In any market where the number of new businesses triples in the course of two years, you know that something unusual is going on. (And make no mistake—most venture incubators are businesses, founded and funded by people hoping for real returns, whether social, financial, or both.) You naturally begin to wonder whether a bubble is forming, in the classic sense of an episode of vertiginous growth disconnected from economic fundamentals such as market demand. And since bubbles are, by definition, unsustainable, you wonder what’s going to happen when they pop.

If you ask me, there is clearly an incubator bubble. Whatever your opinion about the existence of a bubble in the larger world of Internet startups—Sarah Lacy and Dan Primack offered interesting, opposing views on that this week—it’s hard to imagine that today’s tepid consumer and business markets have room to absorb all of the products and services offered by the hundreds of new startups that the incubators are now churning out each year.

It’s a given that only a few of the startups going through the incubators will strike it rich while the rest languish or die—that’s the nature of the startup game. What I’m saying is that without higher-than-normal success rates, many of the incubators themselves could find it difficult to stay in business.
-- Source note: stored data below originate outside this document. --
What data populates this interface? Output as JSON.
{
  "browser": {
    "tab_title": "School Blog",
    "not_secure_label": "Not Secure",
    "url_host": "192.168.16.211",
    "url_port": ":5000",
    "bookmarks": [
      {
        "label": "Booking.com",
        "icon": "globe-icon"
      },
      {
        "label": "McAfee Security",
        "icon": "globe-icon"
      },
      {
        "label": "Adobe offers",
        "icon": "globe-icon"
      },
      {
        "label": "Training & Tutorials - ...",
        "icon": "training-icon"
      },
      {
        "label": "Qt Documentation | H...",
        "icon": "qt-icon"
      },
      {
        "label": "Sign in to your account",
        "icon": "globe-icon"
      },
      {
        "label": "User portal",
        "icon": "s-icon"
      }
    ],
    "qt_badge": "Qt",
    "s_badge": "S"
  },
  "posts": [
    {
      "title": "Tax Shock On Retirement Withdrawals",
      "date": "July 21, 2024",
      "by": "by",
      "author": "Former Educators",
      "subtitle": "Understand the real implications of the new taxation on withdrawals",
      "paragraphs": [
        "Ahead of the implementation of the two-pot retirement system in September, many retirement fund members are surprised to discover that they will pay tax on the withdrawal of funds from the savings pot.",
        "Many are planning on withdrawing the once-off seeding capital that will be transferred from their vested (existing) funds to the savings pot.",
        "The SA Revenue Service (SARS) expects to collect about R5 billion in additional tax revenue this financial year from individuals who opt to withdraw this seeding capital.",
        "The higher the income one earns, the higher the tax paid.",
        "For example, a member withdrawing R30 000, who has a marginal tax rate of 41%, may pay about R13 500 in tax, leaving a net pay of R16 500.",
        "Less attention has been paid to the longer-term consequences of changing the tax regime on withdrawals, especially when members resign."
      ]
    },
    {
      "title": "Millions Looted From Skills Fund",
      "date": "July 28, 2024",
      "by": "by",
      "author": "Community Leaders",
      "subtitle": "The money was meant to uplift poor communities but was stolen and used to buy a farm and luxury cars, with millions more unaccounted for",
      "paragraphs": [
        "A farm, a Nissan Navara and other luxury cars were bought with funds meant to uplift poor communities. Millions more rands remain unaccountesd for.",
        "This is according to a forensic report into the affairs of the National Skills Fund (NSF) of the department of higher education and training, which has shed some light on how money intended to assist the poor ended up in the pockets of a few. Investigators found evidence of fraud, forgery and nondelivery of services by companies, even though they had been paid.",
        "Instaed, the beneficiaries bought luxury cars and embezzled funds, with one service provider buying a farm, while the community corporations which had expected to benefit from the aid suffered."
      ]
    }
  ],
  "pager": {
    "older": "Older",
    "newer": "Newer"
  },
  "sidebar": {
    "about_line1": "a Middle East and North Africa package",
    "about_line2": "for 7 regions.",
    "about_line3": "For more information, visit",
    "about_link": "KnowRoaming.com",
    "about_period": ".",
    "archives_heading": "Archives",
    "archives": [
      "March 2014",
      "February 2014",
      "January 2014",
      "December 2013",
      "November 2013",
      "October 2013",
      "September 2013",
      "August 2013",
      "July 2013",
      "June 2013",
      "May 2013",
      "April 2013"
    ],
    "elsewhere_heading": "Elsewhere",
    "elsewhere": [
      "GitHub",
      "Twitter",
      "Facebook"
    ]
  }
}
Here’s why. Most of these operations are organized along the Y Combinator model: they provide startups with $15,000 to $25,000 in seed funding and about 12 weeks of mentorship and product development assistance, and in return they take an equity stake, usually around 6 percent. They profit when incubated startups get big and successful enough to be acquired. (As far as I know there isn’t a single example of an incubated company going public.) Doing the math, let’s say you’re the founder of an incubator and you fund 20 companies a year at $25,000 each, in return for a 6 percent stake. To achieve respectable returns on that $500,000 you laid out—let’s say a 3x return, not even figuring in your operating costs and the value of the time you put into mentoring the companies—you need one of your alumni companies each year to achieve an exit in the $25 million range (or two at half that, and so on). And that’s assuming your stake isn’t diluted by later funding rounds. It’s quite a gamble, and I just can’t see the economics being very compelling for any but the largest, best-funded, most prestigious incubators—i.e., Y Combinator and TechStars.